I didn't say the sensory issues were all bad, it does seem to make senses a bit stronger....but at the same time it can make normal environmental stimuli to overwhelming, which makes it difficult to even think. NTs have normal senses which allow them to sense things adequately though no extra sensing abilities, but they also don't have to deal with being too overwhelmed by surroundings to the same degree as we do.
Also my not being able to approach people actually is not anxiety, it is not accompanied by any anxious thoughts....I am not worried what the person will do/say I just cannot approach them. Like some block in my brain, I will want to but its like whatever brain process makes one go and approach another person doesn't activate in my brain. If it was just anxiety that would make it easier.
And I struggle with motivation even for things I want to do........I guess you are right on the calculating thing though.
_________________
Tis the time to melt the Ice.
No one is asking you to think of positives. Just quit questioning others who do find positives. Quit demeaning them because they make list of things they like about themselves. Quit questioning their diagnosis because they don't completely hate their autism and think exactly like you.
Denying it is a disability disenfranchises me, it makes my life harder, I do not care about how it makes you feel about yourself since real life is more important than feelings.
Agreed. If people are flat out saying that autism is not disabling in many respects then I would disagree with them (I haven't left my house in days). However, I also can't find fault with people who are trying to find positives in their experience. I don't believe that is disenfranchising at all. A disability doesn't have to have a 100% negative effect on your life to still qualify as a disability.
If I try to place myself within "normal" groups under their terms, I would be "found out" quickly.
I set myself apart, and come across as the "court jester" or "village idiot" or something like that. I'm halfway successful in this.
Over my life, I've learned about people and how they tick. Despite this, I still don't really have any "best friends," per se.

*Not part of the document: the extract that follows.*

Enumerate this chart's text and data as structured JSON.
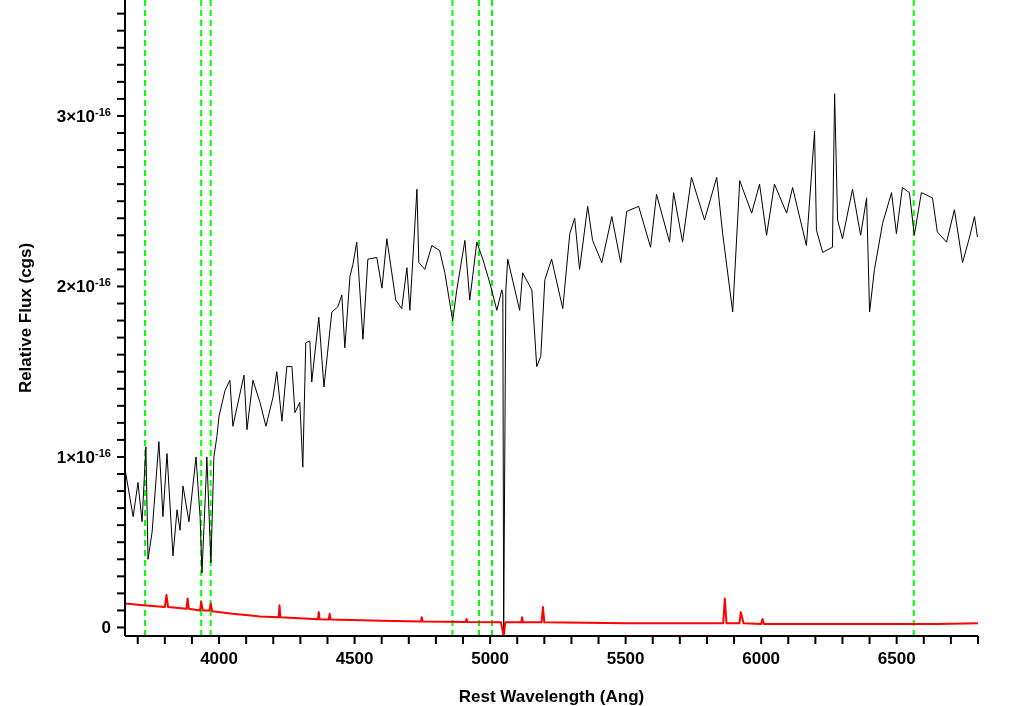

I was quite severely autistic until age 5. Then I became Aspergian in presentation. I don't know why this happened. I had a speech delay--didn't speak till age 5 1/2. I caught up quickly, though, though not in "social" speech.
I feel impaired in life--but I'm fortunate that I was able to find a suitable job.
That's really interesting. Stories like that make me want to read some more research studies on autism.
I always thought I had a normal early childhood. Then I found out from my parents how different I was. I was not very interested in social interactions and didn't really use facial expressions. There were a lot of other behavioral differences, too.
I spoke very early, however, and was very advanced in language skills for my age. I wonder why?
Those things really interest me and make me want to find out why symptoms can be so different from person to person.